In the transportation sector, we feel pretty good in the United States. We all see Teslas driving around, and Chevy has its terrific Bolt. There are emerging EV manufacturers, like Rivian, that are proposing extremely cool vehicles. Again, there is China--far out front in building electric vehicles and in deploying the infrastructure needed to run electric vehicles. China now requires that 10 percent of vehicles sold be electric or plug-in hybrids. This quota increases to 12 percent in 2020. By the end of 2018, 45 percent of all of the electric cars on the planet were in China. Last year, China manufactured nearly half of all of the electric vehicles that have been manufactured in the world.

In other areas, it is China, China, China. China dominates global markets for electric buses and two-wheelers. Exxon fabulously predicted to its shareholders that there would be zero electric buses by 2040; China is already operating 400,000.

High-tech batteries will power transportation and balance the electric grid of the future. China is planning for three times as much battery manufacturing capacity as the rest of the world combined. Carbon capture will grow as an industry as soon as it has a business model, which, by the way, carbon pricing, including China's cap-and- trade plan, will provide them. On carbon pricing, there is China, with 20 carbon capture projects under construction or in development--more than in any other nation.

Of course, it is not all good news on climate out of China, not by any stretch. The Chinese continue to build more coal-fired powerplants than any other country, not just in China but around the world. However, the difficult truth for us is that China's progress on climate change is real, and it is way more than ours. China is not doing this to be nice. It is doing this to outdo us economically and politically.

If we keep kicking our own renewable industries in the teeth here in America just to please Trump's coal industry donors while China invests in these new technologies, we will be making a losing bet. China's one- party government has put economic growth above all else. Chinese scientists see the same data that ours do. Chinese economists see the same economic risks that ours do. Chinese businesses see the same threats and opportunities for their workers and their supply chains that ours do. Chinese cities see the same threat from sea level rise that ours do. Yet the Chinese Government has chosen a smarter path because it is not under the thumb of the fossil fuel industry. The Chinese are acting out of self-interest. They are acting on climate because they want their country and their economy to succeed. They want to own these industries of the future. Rather than compete, we are now helping them win--all to make some grubby political donors happy.
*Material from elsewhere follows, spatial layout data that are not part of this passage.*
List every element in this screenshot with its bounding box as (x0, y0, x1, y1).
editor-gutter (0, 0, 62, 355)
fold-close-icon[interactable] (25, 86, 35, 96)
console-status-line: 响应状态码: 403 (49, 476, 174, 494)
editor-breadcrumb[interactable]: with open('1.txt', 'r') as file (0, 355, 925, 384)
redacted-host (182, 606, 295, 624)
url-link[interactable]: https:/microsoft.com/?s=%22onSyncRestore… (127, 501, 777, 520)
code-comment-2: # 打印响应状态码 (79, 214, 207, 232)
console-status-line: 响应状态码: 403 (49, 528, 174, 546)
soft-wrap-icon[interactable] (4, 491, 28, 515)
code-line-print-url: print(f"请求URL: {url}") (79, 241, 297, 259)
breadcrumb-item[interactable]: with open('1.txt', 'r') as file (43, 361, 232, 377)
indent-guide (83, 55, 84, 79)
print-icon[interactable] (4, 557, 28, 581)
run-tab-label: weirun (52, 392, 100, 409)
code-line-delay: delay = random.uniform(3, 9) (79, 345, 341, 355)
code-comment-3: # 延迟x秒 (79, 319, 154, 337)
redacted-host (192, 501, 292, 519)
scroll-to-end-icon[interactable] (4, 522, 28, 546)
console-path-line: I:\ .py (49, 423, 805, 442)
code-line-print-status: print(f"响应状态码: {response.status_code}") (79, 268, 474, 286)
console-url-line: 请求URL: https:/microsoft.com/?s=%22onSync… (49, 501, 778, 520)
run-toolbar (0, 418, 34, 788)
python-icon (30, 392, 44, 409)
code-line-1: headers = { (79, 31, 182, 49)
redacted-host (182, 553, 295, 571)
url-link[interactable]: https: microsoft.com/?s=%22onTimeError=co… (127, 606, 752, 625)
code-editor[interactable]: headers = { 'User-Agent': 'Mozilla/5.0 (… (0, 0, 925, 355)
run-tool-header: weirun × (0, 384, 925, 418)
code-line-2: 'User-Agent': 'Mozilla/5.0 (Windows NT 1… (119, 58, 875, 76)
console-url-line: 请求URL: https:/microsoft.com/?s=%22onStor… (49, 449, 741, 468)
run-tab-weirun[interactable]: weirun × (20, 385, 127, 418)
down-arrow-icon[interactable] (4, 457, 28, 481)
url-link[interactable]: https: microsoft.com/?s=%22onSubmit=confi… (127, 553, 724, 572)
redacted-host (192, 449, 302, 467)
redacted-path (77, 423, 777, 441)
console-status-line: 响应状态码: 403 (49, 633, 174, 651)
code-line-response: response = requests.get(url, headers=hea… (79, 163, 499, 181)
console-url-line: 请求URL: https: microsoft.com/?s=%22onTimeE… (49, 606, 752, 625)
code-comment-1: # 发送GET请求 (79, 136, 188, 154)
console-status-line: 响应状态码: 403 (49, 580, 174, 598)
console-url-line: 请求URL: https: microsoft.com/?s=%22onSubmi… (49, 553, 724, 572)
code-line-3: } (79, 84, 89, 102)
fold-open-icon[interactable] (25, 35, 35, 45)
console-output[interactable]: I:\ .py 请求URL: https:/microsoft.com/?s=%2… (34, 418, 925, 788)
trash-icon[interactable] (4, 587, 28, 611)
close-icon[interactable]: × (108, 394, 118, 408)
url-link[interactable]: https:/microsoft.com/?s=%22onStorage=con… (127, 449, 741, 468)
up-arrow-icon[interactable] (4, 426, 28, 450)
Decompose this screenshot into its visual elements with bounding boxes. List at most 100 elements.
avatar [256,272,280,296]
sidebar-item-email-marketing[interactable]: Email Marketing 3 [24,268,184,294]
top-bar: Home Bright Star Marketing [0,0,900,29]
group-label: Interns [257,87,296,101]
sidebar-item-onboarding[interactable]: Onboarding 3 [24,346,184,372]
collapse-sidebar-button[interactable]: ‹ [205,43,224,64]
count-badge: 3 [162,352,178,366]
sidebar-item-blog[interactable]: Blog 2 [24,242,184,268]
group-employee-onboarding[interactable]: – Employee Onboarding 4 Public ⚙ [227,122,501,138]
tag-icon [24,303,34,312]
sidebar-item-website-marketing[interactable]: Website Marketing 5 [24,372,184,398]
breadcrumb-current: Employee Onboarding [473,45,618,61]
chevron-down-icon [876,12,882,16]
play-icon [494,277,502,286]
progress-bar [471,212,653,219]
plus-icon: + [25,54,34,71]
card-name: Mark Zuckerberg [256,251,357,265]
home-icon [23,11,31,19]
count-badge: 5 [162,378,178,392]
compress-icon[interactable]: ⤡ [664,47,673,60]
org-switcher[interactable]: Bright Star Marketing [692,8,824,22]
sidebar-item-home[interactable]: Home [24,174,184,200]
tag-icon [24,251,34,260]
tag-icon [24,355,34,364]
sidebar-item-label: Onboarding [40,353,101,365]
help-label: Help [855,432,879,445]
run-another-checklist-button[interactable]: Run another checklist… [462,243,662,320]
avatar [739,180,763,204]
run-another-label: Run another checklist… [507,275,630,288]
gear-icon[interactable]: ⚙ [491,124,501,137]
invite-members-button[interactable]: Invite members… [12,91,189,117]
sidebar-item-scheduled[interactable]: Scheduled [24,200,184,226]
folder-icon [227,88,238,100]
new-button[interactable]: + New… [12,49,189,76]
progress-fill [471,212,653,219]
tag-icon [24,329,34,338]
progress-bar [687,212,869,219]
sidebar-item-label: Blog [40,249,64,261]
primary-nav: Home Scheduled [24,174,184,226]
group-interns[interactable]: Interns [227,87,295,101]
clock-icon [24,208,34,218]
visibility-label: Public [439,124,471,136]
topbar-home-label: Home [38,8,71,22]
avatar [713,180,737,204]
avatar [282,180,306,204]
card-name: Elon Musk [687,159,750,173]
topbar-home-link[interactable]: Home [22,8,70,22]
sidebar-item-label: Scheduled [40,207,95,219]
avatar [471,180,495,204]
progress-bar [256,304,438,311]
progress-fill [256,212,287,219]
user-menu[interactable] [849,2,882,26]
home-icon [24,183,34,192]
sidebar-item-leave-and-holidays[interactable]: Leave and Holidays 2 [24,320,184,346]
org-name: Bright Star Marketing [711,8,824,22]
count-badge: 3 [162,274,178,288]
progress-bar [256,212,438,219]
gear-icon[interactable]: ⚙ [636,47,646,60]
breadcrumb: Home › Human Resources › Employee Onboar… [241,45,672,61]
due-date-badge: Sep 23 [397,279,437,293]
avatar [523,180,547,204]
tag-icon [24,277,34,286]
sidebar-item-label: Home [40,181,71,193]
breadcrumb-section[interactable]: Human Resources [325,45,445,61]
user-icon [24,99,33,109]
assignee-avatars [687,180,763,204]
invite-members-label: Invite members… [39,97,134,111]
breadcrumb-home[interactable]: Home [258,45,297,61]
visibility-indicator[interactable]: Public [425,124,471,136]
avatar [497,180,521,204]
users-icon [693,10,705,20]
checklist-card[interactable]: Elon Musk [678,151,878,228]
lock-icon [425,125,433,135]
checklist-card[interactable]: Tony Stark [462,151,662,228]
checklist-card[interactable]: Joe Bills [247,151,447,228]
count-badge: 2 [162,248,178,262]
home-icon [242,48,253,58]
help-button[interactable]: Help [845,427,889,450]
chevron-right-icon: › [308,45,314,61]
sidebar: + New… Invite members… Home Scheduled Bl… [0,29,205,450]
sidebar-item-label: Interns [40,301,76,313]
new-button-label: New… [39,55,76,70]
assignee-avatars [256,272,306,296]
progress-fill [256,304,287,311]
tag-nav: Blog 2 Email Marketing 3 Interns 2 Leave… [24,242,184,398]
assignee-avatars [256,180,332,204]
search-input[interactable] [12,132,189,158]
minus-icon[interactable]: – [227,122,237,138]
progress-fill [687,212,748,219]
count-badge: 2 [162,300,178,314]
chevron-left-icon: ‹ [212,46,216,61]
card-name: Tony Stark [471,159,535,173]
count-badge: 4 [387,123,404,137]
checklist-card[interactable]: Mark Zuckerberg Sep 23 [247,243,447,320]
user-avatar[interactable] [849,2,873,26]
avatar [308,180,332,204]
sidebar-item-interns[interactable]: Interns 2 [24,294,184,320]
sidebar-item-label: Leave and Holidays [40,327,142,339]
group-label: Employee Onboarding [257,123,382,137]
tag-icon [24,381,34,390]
The Global Commission on the Economy and Climate reports that strong climate action could deliver at least $26 trillion in economic benefits worldwide through 2030 compared with business as usual--a $26 trillion relative benefit. Over that period, these actions would generate over 65 million new low-carbon jobs globally and avoid over 700,000 premature deaths from air pollution, by the way. Whoever acts swiftly will get the biggest share of these riches.

Last year, Stanford's economists found that keeping global warming to 1.5-degrees Celsius as opposed to the riskier 2-degree safety limit would likely save more than $20 trillion in economic damages around the world by the end of this century--$20 trillion.

The world power that positions itself to reap the economic benefits of a carbon-neutral technology and that helps lead the world away from runaway climate calamities will garner tremendous economic, strategic, and diplomatic advantage. In particular, China recognizes the diplomatic advantage to acting on climate as the United States withdraws from its traditional position of international leadership.

The last century has been called the American century. We are fast handing over the next century to become the Chinese century. We are doing it to ourselves, and we are doing it for the worst of all possible reasons--to cater to and kowtow to a corrupt industry. Making sure that the next century is the American century, as well, is as good a reason as any for us to wake up and act on climate.